Me viro, empurro o trinco da porta à direita que leva à escada e a deixo explodir às minhas
costas. Ninguém nunca usa as escadas em um hospital. Então, fecho os olhos, me encosto à
parede e depois, lentamente, me deixo escorregar até o chão.

O frio do concreto encerado atravessa meu jeans, mas não estou nem aí. Meus pés já estão
gelados por causa do trajeto num carro sem aquecimento; minhas mãos devem estar roxas. Consigo até imaginar a cor que terão nesse inverno, se eu continuar esquecendo minhas luvas toda vez que sair. E ainda estamos no outono, pelo menos oficialmente, mas já se sente o cheiro de inverno no ar. E eu sinto a bile subindo até o fundo da garganta, como me acontece toda vez que ponho os pés neste hospital.
Eu queria vomitar meu irmão, vomitar o acidente dele e vomitar o álcool que ele exalava um dia depois de ter atropelado as duas garotas. Mas minha garganta se contenta em se contrair em espasmos, sem que nada saia dali. Genial! Vomito ar.

O cheiro de hospital invade minhas narinas. Curioso! Geralmente o cheiro é menos forte nas escadas. Abro os olhos para ver se algum médico não teria deixado cair algum troço e solto um palavrão.

Errei de porta, estou em um quarto. Devo ter confundido o símbolo da saída de emergência
com uma placa qualquer na porta. Quero sair daqui antes que a pessoa que está deitada no leito desperte.

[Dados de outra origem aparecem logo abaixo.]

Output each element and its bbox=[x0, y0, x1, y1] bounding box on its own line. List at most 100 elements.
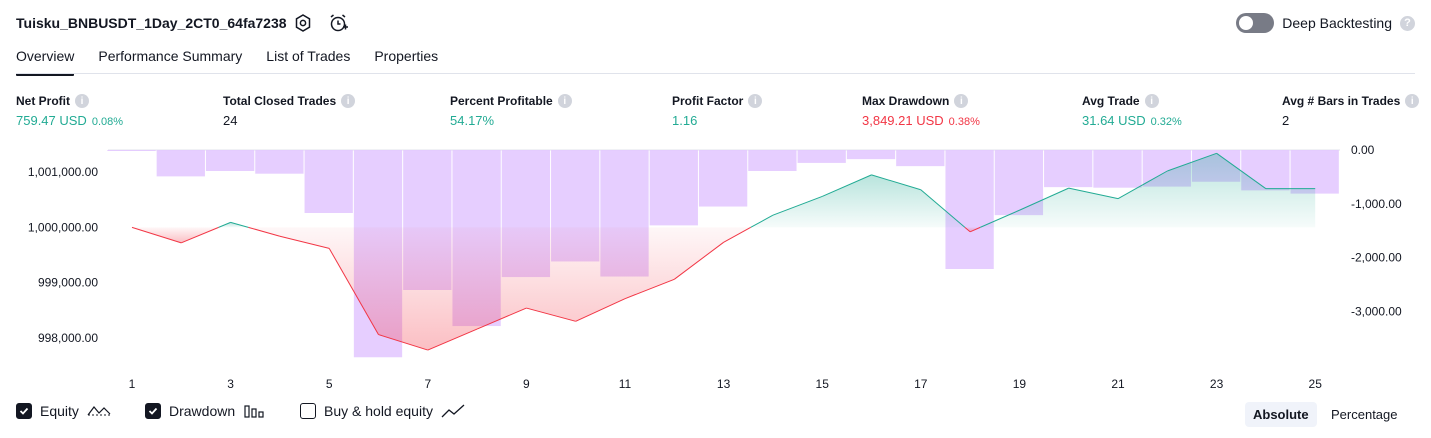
x-axis-tick-label: 3 bbox=[227, 377, 234, 391]
equity-line-segment bbox=[723, 226, 752, 243]
deep-backtesting-label: Deep Backtesting bbox=[1282, 15, 1392, 31]
x-axis-tick-label: 15 bbox=[816, 377, 830, 391]
x-axis-tick-label: 25 bbox=[1309, 377, 1323, 391]
x-axis-tick-label: 11 bbox=[619, 377, 632, 391]
info-icon[interactable]: i bbox=[1405, 94, 1420, 108]
info-icon[interactable]: i bbox=[557, 94, 572, 108]
report-tabs: Overview Performance Summary List of Tra… bbox=[16, 48, 439, 76]
info-icon[interactable]: i bbox=[1144, 94, 1159, 108]
drawdown-bar-14 bbox=[748, 150, 797, 171]
equity-line-segment bbox=[871, 174, 921, 191]
info-icon[interactable]: i bbox=[341, 94, 356, 108]
drawdown-bars-icon bbox=[244, 405, 264, 418]
equity-line-segment bbox=[131, 226, 182, 244]
drawdown-checkbox[interactable] bbox=[145, 403, 161, 419]
metric-avg-trade: Avg Trade i 31.64 USD 0.32% bbox=[1082, 94, 1182, 128]
equity-line-segment bbox=[969, 226, 981, 233]
buy-hold-checkbox[interactable] bbox=[300, 403, 316, 419]
metric-max-drawdown: Max Drawdown i 3,849.21 USD 0.38% bbox=[862, 94, 980, 128]
metric-label: Avg # Bars in Trades bbox=[1282, 94, 1401, 108]
drawdown-bar-18 bbox=[945, 150, 994, 269]
metric-net-profit: Net Profit i 759.47 USD 0.08% bbox=[16, 94, 123, 128]
drawdown-bar-13 bbox=[698, 150, 748, 207]
left-axis-tick-label: 1,001,000.00 bbox=[28, 165, 98, 179]
equity-line-segment bbox=[1167, 152, 1217, 172]
legend-equity[interactable]: Equity bbox=[16, 403, 111, 419]
left-axis-tick-label: 998,000.00 bbox=[38, 331, 98, 345]
x-axis-tick-label: 17 bbox=[914, 377, 928, 391]
metric-avg-bars-in-trades: Avg # Bars in Trades i 2 bbox=[1282, 94, 1420, 128]
metric-value: 759.47 USD bbox=[16, 113, 87, 128]
metric-value: 1.16 bbox=[672, 113, 698, 128]
x-axis-tick-label: 19 bbox=[1013, 377, 1027, 391]
metric-value: 31.64 USD bbox=[1082, 113, 1146, 128]
metric-label: Percent Profitable bbox=[450, 94, 553, 108]
info-icon[interactable]: i bbox=[954, 94, 969, 108]
metric-percent: 0.38% bbox=[948, 116, 980, 128]
equity-line-segment bbox=[575, 298, 626, 322]
drawdown-bar-25 bbox=[1290, 150, 1339, 194]
equity-checkbox[interactable] bbox=[16, 403, 32, 419]
drawdown-bar-21 bbox=[1093, 150, 1142, 188]
metric-percent-profitable: Percent Profitable i 54.17% bbox=[450, 94, 572, 128]
metric-label: Net Profit bbox=[16, 94, 70, 108]
equity-line-segment bbox=[750, 214, 774, 228]
settings-gear-icon[interactable] bbox=[292, 12, 314, 34]
x-axis-tick-label: 23 bbox=[1210, 377, 1224, 391]
drawdown-bar-16 bbox=[846, 150, 896, 160]
legend-buy-hold-equity[interactable]: Buy & hold equity bbox=[300, 403, 465, 419]
left-axis-tick-label: 1,000,000.00 bbox=[28, 220, 98, 234]
tab-list-of-trades[interactable]: List of Trades bbox=[266, 48, 351, 64]
tab-overview[interactable]: Overview bbox=[16, 48, 75, 76]
equity-area-0 bbox=[132, 227, 219, 243]
info-icon[interactable]: i bbox=[748, 94, 763, 108]
metric-profit-factor: Profit Factor i 1.16 bbox=[672, 94, 763, 128]
drawdown-bar-1 bbox=[107, 150, 156, 151]
equity-line-segment bbox=[1117, 170, 1168, 200]
x-axis-tick-label: 21 bbox=[1111, 377, 1125, 391]
tab-properties[interactable]: Properties bbox=[374, 48, 439, 64]
mode-percentage-button[interactable]: Percentage bbox=[1331, 407, 1398, 422]
equity-line-segment bbox=[1019, 187, 1069, 211]
metric-value: 2 bbox=[1282, 113, 1290, 128]
equity-area-1 bbox=[218, 222, 249, 228]
tabs-divider bbox=[16, 73, 1415, 74]
help-icon[interactable]: ? bbox=[1400, 15, 1415, 31]
equity-line-segment bbox=[1216, 152, 1267, 190]
metric-total-closed-trades: Total Closed Trades i 24 bbox=[223, 94, 356, 128]
equity-line-segment bbox=[279, 235, 330, 249]
equity-line-segment bbox=[218, 221, 231, 228]
equity-line-segment bbox=[624, 278, 675, 300]
buy-hold-line-icon bbox=[441, 404, 465, 418]
equity-line-segment bbox=[476, 307, 527, 330]
equity-area-4 bbox=[964, 227, 981, 232]
drawdown-bar-5 bbox=[304, 150, 353, 213]
metric-value: 24 bbox=[223, 113, 238, 128]
metric-label: Avg Trade bbox=[1082, 94, 1140, 108]
deep-backtesting-toggle[interactable] bbox=[1236, 13, 1275, 33]
equity-drawdown-chart[interactable]: 1,001,000.00 1,000,000.00 999,000.00 998,00… bbox=[0, 135, 1431, 395]
equity-line-segment bbox=[328, 248, 379, 335]
legend-drawdown[interactable]: Drawdown bbox=[145, 403, 265, 419]
tab-performance-summary[interactable]: Performance Summary bbox=[98, 48, 243, 64]
equity-area-5 bbox=[980, 153, 1316, 228]
equity-line-segment bbox=[181, 226, 219, 244]
info-icon[interactable]: i bbox=[75, 94, 89, 108]
right-axis-tick-label: -1,000.00 bbox=[1351, 197, 1402, 211]
drawdown-bar-2 bbox=[156, 150, 205, 177]
metric-percent: 0.32% bbox=[1150, 116, 1182, 128]
mode-absolute-button[interactable]: Absolute bbox=[1245, 402, 1317, 427]
strategy-title: Tuisku_BNBUSDT_1Day_2CT0_64fa7238 bbox=[16, 15, 287, 31]
right-axis-tick-label: -2,000.00 bbox=[1351, 251, 1402, 265]
drawdown-bar-20 bbox=[1044, 150, 1093, 188]
equity-line-segment bbox=[920, 189, 966, 228]
deep-backtesting: Deep Backtesting ? bbox=[1236, 13, 1415, 33]
legend-label: Equity bbox=[40, 403, 79, 419]
equity-line-segment bbox=[248, 226, 281, 237]
equity-line-icon bbox=[87, 406, 111, 416]
metric-percent: 0.08% bbox=[91, 116, 124, 128]
drawdown-bar-4 bbox=[255, 150, 304, 174]
add-alert-clock-icon[interactable] bbox=[327, 12, 349, 34]
equity-line-segment bbox=[1068, 187, 1119, 200]
x-axis-tick-label: 1 bbox=[129, 377, 136, 391]
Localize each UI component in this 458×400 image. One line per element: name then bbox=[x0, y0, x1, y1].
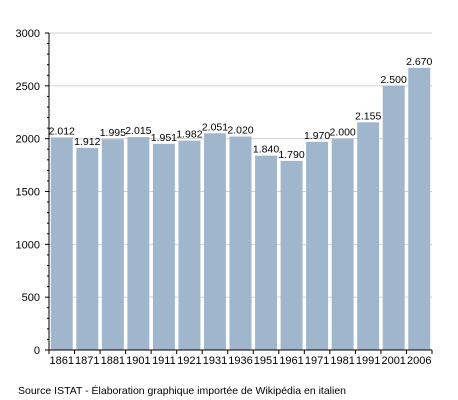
data-label: 2.020 bbox=[227, 125, 253, 137]
y-tick-label: 2000 bbox=[16, 134, 40, 146]
data-label: 2.670 bbox=[406, 56, 432, 68]
bars bbox=[50, 67, 431, 351]
x-tick-label: 1951 bbox=[254, 355, 278, 367]
x-tick-label: 1871 bbox=[75, 355, 99, 367]
bar bbox=[280, 160, 303, 350]
data-label: 1.951 bbox=[151, 132, 177, 144]
bar bbox=[127, 137, 150, 350]
data-label: 1.982 bbox=[176, 129, 202, 141]
bar bbox=[306, 141, 329, 350]
x-tick-label: 1921 bbox=[177, 355, 201, 367]
y-axis-tick-labels: 0 500 1000 1500 2000 2500 3000 bbox=[16, 28, 40, 357]
bar bbox=[50, 137, 73, 350]
x-tick-label: 1861 bbox=[50, 355, 74, 367]
x-tick-label: 2001 bbox=[381, 355, 405, 367]
bar bbox=[203, 133, 226, 350]
x-tick-label: 1971 bbox=[305, 355, 329, 367]
y-tick-label: 1500 bbox=[16, 187, 40, 199]
bar bbox=[229, 136, 252, 350]
bar bbox=[255, 155, 278, 350]
data-label: 2.051 bbox=[202, 121, 228, 133]
data-label: 2.012 bbox=[49, 125, 75, 137]
x-tick-label: 1936 bbox=[228, 355, 252, 367]
data-label: 1.790 bbox=[278, 149, 304, 161]
x-tick-label: 1911 bbox=[152, 355, 176, 367]
data-label: 1.995 bbox=[100, 127, 126, 139]
bar bbox=[101, 139, 124, 350]
data-label: 1.912 bbox=[74, 136, 100, 148]
y-tick-label: 0 bbox=[34, 345, 40, 357]
data-label: 2.015 bbox=[125, 125, 151, 137]
bar bbox=[178, 140, 201, 350]
source-caption: Source ISTAT - Élaboration graphique imp… bbox=[18, 384, 346, 397]
x-tick-label: 1881 bbox=[101, 355, 125, 367]
x-tick-label: 1931 bbox=[203, 355, 227, 367]
x-tick-label: 1981 bbox=[330, 355, 354, 367]
data-label: 2.155 bbox=[355, 110, 381, 122]
x-tick-label: 1901 bbox=[126, 355, 150, 367]
x-axis-tick-labels: 1861 1871 1881 1901 1911 1921 1931 1936 1951 1961… bbox=[48, 350, 433, 367]
y-tick-label: 2500 bbox=[16, 81, 40, 93]
data-label: 1.970 bbox=[304, 130, 330, 142]
bar bbox=[357, 122, 380, 350]
data-label: 2.000 bbox=[329, 127, 355, 139]
y-tick-label: 3000 bbox=[16, 28, 40, 40]
bar bbox=[331, 138, 354, 350]
y-tick-label: 500 bbox=[22, 292, 40, 304]
x-tick-label: 1961 bbox=[279, 355, 303, 367]
bar bbox=[76, 147, 99, 350]
bar bbox=[382, 85, 405, 350]
bar bbox=[408, 67, 431, 351]
bar bbox=[152, 143, 175, 350]
x-tick-label: 2006 bbox=[407, 355, 431, 367]
data-label: 2.500 bbox=[381, 74, 407, 86]
y-tick-label: 1000 bbox=[16, 239, 40, 251]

Do lugar onde estou, só vejo a parte inferior das pernas. Depois, vejo o lençol rosa que as
cobre. Realmente dá para sentir o cheiro químico de hospital, mas algo diferente prende minha atenção. Sinto um cheiro a mais, um treco que não tem nada a ver com os remédios, nem com a assepsia constante dos lugares. Fecho os olhos para me concentrar.

Morango! O cheiro é de Morango. Não é um cheiro qualquer. Tenho certeza, é o mesmo cheiro do chá que minha mãe bebe todo dia de manhã.

Estranho, a batida de porta não acordou a pessoa. Talvez ela ainda esteja dormindo.

Não distingo se é homem ou mulher, mas, por causa do cheiro, acho que é uma mulher. Nenhum cara que eu conheça usaria um perfume de morango.

Me aproximo mansamente, escondido como um moleque atrás da porta do banheiro. O cheiro de morango vai ficando mais forte, me debruço para ver.